Love is blind.
I don't say this because my girlfriend who is amazingly beautiful settled for me when she could have had any man she desired, but after being to Emancipation Park on a couple of Sundays now and having seen the newly-married couples there taking pictures, I am convinced that anyone afflicted with love does suffer a significant amount of visual impairment.
To say that these were handsome couples would be to lie because they were not. To say that they were would be like saying that Iraq is the safest place on earth and we all know that that is the farthest thing from the truth.
Most of the brides I saw were not beautiful by any stretch of the imagination and I am being kind. They had been in this world for a long time and had lived hard. Too many fights with the neighbourhood slut, and the many days toiling over hot stoves and scrubbing cold floors had obviously taken their toll on their faces and their bodies. The damage was so bad that there was little that make-up could do.
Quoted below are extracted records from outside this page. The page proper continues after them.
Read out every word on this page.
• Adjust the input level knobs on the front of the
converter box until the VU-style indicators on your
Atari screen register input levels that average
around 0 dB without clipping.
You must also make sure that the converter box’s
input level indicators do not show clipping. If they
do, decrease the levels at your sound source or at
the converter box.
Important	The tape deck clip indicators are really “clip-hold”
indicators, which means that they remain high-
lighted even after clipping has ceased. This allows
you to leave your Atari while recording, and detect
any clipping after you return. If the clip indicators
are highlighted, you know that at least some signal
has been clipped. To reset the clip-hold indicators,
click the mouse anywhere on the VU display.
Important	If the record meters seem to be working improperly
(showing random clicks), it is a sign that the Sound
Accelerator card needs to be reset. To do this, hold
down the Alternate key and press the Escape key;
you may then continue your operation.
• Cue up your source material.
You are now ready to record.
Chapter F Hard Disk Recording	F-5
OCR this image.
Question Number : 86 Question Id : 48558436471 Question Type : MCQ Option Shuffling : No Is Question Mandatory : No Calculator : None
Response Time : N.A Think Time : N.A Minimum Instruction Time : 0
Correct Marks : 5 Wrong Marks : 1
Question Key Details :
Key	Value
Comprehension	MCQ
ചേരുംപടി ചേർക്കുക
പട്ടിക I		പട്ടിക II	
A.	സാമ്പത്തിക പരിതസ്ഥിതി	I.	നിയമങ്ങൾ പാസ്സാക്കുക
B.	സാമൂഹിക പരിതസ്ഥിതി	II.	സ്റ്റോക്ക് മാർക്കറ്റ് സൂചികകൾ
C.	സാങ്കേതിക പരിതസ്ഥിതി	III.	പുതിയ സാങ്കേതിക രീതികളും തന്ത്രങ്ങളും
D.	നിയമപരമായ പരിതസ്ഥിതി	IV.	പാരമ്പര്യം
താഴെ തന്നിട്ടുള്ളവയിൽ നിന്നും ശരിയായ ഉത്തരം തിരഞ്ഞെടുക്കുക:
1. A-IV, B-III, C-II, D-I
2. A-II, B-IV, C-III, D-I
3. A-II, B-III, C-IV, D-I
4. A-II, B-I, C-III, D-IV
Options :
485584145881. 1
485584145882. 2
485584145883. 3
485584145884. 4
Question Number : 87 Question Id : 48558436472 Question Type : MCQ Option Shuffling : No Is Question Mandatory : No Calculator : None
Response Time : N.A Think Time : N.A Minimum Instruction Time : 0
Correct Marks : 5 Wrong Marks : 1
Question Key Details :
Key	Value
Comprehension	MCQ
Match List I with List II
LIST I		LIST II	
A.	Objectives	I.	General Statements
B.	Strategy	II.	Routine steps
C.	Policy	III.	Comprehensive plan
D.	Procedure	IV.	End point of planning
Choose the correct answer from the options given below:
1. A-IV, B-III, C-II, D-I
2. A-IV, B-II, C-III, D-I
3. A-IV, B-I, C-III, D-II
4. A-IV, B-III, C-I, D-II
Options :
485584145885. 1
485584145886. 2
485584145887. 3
Most of them looked like the zombies in Dawn of the Dead.
Their heavyset bodies were wrapped in wedding dresses made of enough cloth to make two, and their splayed, hardened feet struggled to break free of the new, narrow shoes bought for the occasion. It wasn't pretty.
Hard days
The husbands fared no better. Their weathered faces told stories of too many hard days and too many late nights and too much tobacco, and their stomachs were swollen from years spent consuming countless bottles of beer and generous helpings of jerked pork and fried chicken.
Also, for some strange reason many of the grooms were wearing off white suits and bowler hats which made them look like black Danny Devitos.
Most of these couples are going to be shocked when they get those pictures back. Boy, are they going to be in for a surprise. "Mi naw use da cameraman deh again. Im no know what him a do," will be the complaint. The reality is there was very little he could have done. The man is only a photographer not a miracle worker.
Watching them, I got the feeling that a few of the men were threatened, cornered, and corralled by their women desperate to shed the label of common-law wife. They had grown comfortable, coming home at all hours of the night to a hot meal and companionship that they eventually took for granted. When faced with the threat of losing all that and having to go courting again for women who nowadays are now even more demanding, getting married was the easy way out.
Ten years from now though, the men will be glad they took the easy way out. Based on my experience, these are the couples that make the best marriages; those who toil together through thick and thin, through the infidelity, the fights, the periods of uncertainty of what the future holds, and the periods of relative prosperity, all before they finally tied the knot.
And it really doesn't matter whether the woman looks like a beat up man and the man looks like a beat up man, what matters is how they feel about each other and what they went through together.
Yes, love is blind, but that can be a beautiful thing.